Design and Implementation of Fir Filter Using Vhdl

Abstract: This paper presents the study on current 'state of the art' for implementation of FIR filters in FPGAs. First, the overview on FIR filters is described. Furthermore, an understanding of FIR filter design method and structures. The paper then discusses about FPGA and implementation of FIR filter with FPGA, where it moves towards elaborating analysis about hardware implementations of FIR filter using different algorithms i.e. Distributed Arithmetic (DA), Common Subexpression Elimination (CSE), Wallace Tree Method and Sum-of-power-of-two (SOPOT) based on researches and other comparative studies by reliable sources.

Keywords: FIR, FPGA, DA, CSE, SOPOT MCM, MAC

1.   Introduction

In almost all these applications in areas such as Software Defined Radio modules, Biomedical systems or image and video processing systems [1] requires digital signal processing features of some degree. In Signal Processing, a Finite Impulse Response (FIR) filter is the most common module for noise reduction as the impulse response is of finite duration, because it settles to zero in finite time. The paper briefly introduces the general aspects of FIR filters. Furthermore, I also discuss the design methods and structures of FIR filters. In recent years, there has been a growing trend to implement digital signal processing functions in the Field-Programmable Gate Array (FPGA). It is an integrated circuit that can be programmed after manufacturing to function as any digital circuit determined by the designer. FPGA is the hardware used to implement FIR filters because of its low cost, high power and low power intemperance. By allowing designers to create circuit architectures developed for the specific applications, high levels of performance can be achieved for many DSP applications providing considerable improvements over conventional microprocessors and dedicated DSP processor solutions [14]. Power consumption has been an important design consideration as the recent trends move towards wireless communication systems and portable computing devices where FPGAs play an important role as an alternative solution for realisation of digital signal processing tasks.

2.   FIR Filter Overview

A FIR filter is designed by finding the coefficients and filter orders that meet certain specifications such as time or frequency domain. One of the main reasons for using FIR filters is the inherent properties: Non-recursive linear time invariant systems stable, finite and casual [2]. The General FIR Filter:

No alt text provided for this image

Equation 1: FIR Transfer Function

FIR filters do not include feedback in its equation and all poles are placed at the center of the convergence circumference, it is also known as all-zero filter because it has zeros but no poles other than that at the origin [6] and, second advantage is that they can be easily designed as having exact linear phase by providing that h(n) is symmetric or antisymmetric [3]. In other words, the group delay of the filter can be constant. Last advantage is that they are casual, the out y at each sample n is a weighted sum of the present input, x[n], and past inputs, x[n-1], x[n-2] ...x[n-M]. The delay of the casual linear-phase FIR filter of length N is exactly (N-1)/2. The required filter length N increases when sharp transitions between frequency bands are specified or large attenuations are required in the stop bands. Thus, high-performance, linear-phase filters with sharp cutoffs and large attenuations necessarily are long and have large, though constant, delays and a large coefficient to be stored [6]. The Design of the FIR filter is based on identifying the pulse transfer function G(z) that satisfies the requirement of the filter specification [4].

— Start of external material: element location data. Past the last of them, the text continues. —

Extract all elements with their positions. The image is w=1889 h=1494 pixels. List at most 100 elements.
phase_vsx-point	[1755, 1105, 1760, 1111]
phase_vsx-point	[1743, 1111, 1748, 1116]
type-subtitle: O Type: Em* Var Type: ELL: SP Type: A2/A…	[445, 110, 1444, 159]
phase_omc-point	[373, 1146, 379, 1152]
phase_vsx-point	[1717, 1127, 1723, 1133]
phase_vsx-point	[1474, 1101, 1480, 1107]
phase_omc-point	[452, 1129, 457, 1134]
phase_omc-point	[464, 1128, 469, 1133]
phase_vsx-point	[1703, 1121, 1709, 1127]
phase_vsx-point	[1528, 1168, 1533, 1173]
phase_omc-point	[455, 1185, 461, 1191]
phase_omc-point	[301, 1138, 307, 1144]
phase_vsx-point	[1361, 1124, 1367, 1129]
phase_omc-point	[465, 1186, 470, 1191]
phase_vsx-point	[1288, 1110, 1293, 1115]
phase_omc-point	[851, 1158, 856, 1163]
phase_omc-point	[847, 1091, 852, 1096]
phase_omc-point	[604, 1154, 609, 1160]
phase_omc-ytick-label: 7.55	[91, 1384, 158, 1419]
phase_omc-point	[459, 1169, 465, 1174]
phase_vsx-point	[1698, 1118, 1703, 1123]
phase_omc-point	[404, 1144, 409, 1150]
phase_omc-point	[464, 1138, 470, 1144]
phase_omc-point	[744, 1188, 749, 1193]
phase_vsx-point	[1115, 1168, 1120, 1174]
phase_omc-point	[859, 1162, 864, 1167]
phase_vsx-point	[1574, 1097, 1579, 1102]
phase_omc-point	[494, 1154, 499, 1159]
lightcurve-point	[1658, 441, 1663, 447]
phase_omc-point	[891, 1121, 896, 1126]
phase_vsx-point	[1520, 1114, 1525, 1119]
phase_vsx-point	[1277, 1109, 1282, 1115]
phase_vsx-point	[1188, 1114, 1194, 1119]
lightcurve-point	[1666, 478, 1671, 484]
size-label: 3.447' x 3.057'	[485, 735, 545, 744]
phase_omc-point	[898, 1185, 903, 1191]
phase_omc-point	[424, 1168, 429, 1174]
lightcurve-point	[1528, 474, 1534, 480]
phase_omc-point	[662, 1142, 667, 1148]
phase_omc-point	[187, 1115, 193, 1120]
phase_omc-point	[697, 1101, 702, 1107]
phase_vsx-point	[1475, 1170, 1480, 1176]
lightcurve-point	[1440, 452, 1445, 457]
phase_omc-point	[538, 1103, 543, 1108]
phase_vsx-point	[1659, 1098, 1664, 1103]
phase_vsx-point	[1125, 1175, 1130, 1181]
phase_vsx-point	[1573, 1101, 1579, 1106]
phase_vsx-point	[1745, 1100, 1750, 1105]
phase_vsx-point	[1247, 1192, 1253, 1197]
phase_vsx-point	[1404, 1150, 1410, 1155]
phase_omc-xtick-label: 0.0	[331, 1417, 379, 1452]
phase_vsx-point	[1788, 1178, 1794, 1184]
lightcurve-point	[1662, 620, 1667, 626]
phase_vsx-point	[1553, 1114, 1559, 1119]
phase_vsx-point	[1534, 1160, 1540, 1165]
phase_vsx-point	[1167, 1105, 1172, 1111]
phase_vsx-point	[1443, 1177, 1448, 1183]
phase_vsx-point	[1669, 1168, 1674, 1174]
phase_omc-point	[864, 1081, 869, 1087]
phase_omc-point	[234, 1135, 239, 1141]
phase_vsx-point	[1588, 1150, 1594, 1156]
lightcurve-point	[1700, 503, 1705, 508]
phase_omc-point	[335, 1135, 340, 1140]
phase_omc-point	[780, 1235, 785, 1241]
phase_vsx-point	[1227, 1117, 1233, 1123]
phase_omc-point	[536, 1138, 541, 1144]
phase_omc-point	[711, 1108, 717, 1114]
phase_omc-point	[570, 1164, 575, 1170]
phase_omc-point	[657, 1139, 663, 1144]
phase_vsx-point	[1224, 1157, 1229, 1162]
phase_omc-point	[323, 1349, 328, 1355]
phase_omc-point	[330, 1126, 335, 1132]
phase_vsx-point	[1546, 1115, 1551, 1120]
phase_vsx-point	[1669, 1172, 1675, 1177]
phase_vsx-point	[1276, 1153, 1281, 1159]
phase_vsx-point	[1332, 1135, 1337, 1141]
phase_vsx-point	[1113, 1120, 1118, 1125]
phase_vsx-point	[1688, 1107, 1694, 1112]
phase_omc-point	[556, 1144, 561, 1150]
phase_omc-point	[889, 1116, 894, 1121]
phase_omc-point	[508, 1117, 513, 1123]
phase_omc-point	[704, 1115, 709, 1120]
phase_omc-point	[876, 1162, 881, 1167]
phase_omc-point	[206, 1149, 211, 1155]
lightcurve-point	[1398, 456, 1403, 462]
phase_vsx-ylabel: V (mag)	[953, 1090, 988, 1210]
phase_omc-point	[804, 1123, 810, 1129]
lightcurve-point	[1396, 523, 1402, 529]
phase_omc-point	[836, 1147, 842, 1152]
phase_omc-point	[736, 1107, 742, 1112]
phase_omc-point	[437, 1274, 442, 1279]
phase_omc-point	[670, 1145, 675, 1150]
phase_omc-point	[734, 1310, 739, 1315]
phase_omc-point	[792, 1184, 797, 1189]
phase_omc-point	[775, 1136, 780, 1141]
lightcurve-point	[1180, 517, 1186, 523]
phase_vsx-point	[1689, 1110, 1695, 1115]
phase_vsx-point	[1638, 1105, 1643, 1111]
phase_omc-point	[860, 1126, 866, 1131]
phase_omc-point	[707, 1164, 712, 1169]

3.   FIR Filter Design Method

The FIR filter is designed through finding the coefficients and filter order to meet certain specifications which can be on frequency domain or time domain. The Process of selecting the filter's length and coefficients is known as filter design. The designing methods could be classified based on three main groups such as Filtering Optimisation, Frequency Sampling and Windowing.

Filtering Optimisation, Least Mean Square Error (MSE) method, Parks-McClellan method are used to find the optimal equiripple set of coefficients. In the optimal design methods, the weighted approximation error between the actual frequency response and the desired filter response is spread across the stopband and passband having ripples.

Frequency Sampling, sampling basically helps in converting the continuous time signal into discrete time signal.

No alt text provided for this image

Equation 2

These are the samples of equally spaced time instances, where the sampling frequency is shown in equation 3.

No alt text provided for this image

Equation 3: sampling frequency [samples/sec]

Number of frequency samples could be specified as unconstrained variables to improve the quality of approximation.

Windowing, A simple extension to the window design method is proposed that provides the flexibility to specify independently the passband ripple and stopband ripple. The time domain response of this ideal impulse response can be used as coefficients for the filter However, sharp transitions of frequencies in the frequency domain could create the time domain response infinitely long. The modification to the routine is based on creating an additive component which, when applied to the filter, can redistribute the concentration of z-plane zeros in the passband and stopband regions of the z-plane [5].

No alt text provided for this image

Figure 1: Frequency Response Plot

The FIR filter goal is to achieve a kind of frequency selectivity on the spectrum of the input signal. As shown in the Figure 1 (Frequency Response Plot) which is an example of practical lowpass filter where the frequency component in the passband is from DC to which will pass through the filter with no attenuation whereas the components in the stopband which is above will pass through experiencing significant attenuation. The output of the function will be the coefficients for the filter.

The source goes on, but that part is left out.